Kelly Wearstler makes over a midcentury Malibu beach house
The American designer fills her Malibu beachside home with pieces from an extensive and eclectic design collection
Stretching across a triple lot on Malibu’s Broad Beach, this 1953 residence is the kind of rare find that sets the imagination racing. A timber-sided structure that stands out among its more contemporary neighbours, the four-bedroom house comes with generous gardens at one end, and a spacious deck, rolling sand dunes and unobstructed ocean views at the other. It also has a Hollywood pedigree: believed to have been built by Frank A Garbutt, a co-founder of Paramount Pictures, for his daughter, it was later acquired by actor Carroll O’Connor, star of the 1970s sitcom All in the Family. Yet, before designer Kelly Wearstler moved in last spring, the house had been on the market for three years, drawing little interest.
Wearstler, like many other affluent Angelenos, was in search of a beach house where her family could pass the pandemic months. She had already seen this property from the outside, as a good friend had once rented three doors down, and she was charmed by its original architecture, expansive windows and scenic location. ‘It even has a driveway where you can take your boat down from the house and just go all the way to the ocean,’ she enthuses, pointing out that her family are avid surfers. She tracked down the owner of the house and asked if he might be willing to let it for a few months; he agreed, with the caveat that he’d still be able to show the house to potential buyers.

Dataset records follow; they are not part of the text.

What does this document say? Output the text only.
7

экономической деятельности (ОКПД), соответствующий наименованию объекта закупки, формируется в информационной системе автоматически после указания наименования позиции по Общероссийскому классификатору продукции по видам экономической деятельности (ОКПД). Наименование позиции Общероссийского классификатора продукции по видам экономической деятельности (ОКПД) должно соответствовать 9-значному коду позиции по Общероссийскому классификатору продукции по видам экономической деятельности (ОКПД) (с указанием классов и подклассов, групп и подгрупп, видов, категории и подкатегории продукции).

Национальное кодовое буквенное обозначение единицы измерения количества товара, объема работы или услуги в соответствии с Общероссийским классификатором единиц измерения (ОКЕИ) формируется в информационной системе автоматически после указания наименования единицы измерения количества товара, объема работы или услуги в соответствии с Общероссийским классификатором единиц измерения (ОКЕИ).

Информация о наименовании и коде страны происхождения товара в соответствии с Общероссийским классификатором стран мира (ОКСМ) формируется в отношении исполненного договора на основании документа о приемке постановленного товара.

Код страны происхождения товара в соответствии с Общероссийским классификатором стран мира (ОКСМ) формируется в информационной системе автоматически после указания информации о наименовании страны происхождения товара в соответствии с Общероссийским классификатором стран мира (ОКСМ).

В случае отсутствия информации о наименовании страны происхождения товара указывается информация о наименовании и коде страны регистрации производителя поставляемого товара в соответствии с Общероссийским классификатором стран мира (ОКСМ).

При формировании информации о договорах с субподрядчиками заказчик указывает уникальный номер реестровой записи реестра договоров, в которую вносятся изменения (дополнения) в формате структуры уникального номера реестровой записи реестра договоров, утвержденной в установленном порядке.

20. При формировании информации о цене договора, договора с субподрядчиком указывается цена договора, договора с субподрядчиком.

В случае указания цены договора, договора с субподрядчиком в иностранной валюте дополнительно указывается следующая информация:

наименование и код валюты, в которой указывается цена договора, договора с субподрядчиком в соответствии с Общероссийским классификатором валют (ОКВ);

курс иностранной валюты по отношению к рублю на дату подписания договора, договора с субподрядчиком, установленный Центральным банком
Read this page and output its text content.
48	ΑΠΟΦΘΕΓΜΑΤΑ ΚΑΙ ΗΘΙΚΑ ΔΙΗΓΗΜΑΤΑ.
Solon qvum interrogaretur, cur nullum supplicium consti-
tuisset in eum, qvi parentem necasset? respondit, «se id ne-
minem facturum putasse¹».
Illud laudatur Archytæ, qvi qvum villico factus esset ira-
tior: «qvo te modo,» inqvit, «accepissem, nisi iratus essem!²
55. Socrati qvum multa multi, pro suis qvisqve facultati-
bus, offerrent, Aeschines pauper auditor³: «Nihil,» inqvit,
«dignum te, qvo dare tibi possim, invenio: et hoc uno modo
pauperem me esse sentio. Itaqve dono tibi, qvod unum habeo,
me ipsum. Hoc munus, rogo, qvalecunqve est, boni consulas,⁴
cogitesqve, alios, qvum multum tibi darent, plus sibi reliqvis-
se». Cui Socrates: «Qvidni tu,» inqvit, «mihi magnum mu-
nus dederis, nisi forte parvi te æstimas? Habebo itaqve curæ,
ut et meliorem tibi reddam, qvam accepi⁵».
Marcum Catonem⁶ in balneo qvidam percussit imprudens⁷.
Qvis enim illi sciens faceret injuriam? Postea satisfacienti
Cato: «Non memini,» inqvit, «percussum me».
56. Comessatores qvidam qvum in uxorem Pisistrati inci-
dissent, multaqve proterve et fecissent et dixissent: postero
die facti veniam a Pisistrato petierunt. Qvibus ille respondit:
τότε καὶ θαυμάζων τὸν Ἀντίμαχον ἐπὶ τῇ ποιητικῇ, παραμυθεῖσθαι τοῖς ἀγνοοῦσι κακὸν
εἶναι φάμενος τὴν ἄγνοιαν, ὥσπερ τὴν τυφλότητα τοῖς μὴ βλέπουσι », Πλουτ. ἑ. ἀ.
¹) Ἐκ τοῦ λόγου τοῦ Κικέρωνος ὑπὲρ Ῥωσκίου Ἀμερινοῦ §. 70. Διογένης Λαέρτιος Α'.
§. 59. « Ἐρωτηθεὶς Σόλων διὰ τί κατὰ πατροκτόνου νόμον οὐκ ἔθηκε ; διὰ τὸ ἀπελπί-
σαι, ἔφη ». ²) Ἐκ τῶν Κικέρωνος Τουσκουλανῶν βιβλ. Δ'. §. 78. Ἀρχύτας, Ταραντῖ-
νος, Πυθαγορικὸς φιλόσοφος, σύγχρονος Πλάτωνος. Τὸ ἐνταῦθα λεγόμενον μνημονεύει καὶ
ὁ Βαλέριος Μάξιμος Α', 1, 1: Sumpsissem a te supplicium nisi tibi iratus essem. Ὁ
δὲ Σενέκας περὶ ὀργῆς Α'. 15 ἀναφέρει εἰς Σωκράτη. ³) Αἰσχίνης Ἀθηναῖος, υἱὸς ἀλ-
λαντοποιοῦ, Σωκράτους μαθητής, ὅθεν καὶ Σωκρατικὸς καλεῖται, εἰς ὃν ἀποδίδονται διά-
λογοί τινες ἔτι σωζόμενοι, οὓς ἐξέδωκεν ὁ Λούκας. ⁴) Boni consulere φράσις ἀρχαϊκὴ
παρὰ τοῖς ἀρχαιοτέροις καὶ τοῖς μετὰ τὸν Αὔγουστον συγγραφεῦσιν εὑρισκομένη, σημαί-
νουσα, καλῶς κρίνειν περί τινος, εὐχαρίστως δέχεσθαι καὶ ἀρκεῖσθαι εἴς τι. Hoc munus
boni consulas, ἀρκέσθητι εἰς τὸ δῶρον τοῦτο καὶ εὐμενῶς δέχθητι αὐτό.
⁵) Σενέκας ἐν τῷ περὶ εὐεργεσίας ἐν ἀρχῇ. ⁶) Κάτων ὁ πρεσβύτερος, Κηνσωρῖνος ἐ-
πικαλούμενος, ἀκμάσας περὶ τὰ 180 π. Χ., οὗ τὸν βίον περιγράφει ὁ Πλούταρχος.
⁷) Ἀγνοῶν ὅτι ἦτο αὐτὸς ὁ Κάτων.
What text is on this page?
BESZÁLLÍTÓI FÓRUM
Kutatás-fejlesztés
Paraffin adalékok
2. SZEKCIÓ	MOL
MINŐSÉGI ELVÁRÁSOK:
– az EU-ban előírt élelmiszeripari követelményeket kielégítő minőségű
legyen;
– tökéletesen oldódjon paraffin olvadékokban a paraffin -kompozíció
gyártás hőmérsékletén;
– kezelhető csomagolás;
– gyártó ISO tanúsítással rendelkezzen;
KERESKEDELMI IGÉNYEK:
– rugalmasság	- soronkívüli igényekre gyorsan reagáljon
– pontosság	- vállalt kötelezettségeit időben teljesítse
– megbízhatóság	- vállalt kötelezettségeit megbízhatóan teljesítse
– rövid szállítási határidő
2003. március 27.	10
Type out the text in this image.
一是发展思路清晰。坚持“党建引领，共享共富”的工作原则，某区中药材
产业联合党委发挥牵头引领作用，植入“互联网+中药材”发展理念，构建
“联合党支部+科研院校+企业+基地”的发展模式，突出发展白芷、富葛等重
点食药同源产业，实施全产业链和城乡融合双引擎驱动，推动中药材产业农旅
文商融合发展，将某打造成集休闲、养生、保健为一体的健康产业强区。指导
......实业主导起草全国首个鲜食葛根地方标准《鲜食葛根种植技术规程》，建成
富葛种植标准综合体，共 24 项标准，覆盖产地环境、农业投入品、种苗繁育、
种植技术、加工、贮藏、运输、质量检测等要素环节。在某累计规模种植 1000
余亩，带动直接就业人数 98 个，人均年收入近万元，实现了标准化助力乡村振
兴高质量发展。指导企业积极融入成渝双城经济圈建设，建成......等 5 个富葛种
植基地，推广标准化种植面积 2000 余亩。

Knowing this would be a fixed-term stay did not prevent Wearstler from giving the house an extensive overhaul. Out went the white shag carpet, and in came a mix of Californian and European midcentury pieces that looked at home amid the original timber panelling and shoji screen doors and ceilings: in the living room, for instance, Wearstler put 1970s seating by Afra and Tobia Scarpa for Cassina, and a 1950s ‘Control’ lamp, by American designer Mitchell Bobrick, that she has had for 12 years. Many of these were drawn from her extensive collection of vintage pieces, a reflection of Wearstler’s upbringing (her mother worked as an antiques dealer) and longtime passion. ‘I shop all over the world, and anytime I see anything that is unusual, I buy and store it in my warehouse,’ she explains. Having selected key pieces that would set the tone, she turned to Joel Chen, owner of fabled LA antiques emporium JF Chen, for the rest. ‘I’ve been purchasing things for projects from him for as long as I remember. He has a 30,000 sq ft store that stayed open [during the pandemic] because there’s a lot of room for social distancing. So I went and got a few pieces from him.’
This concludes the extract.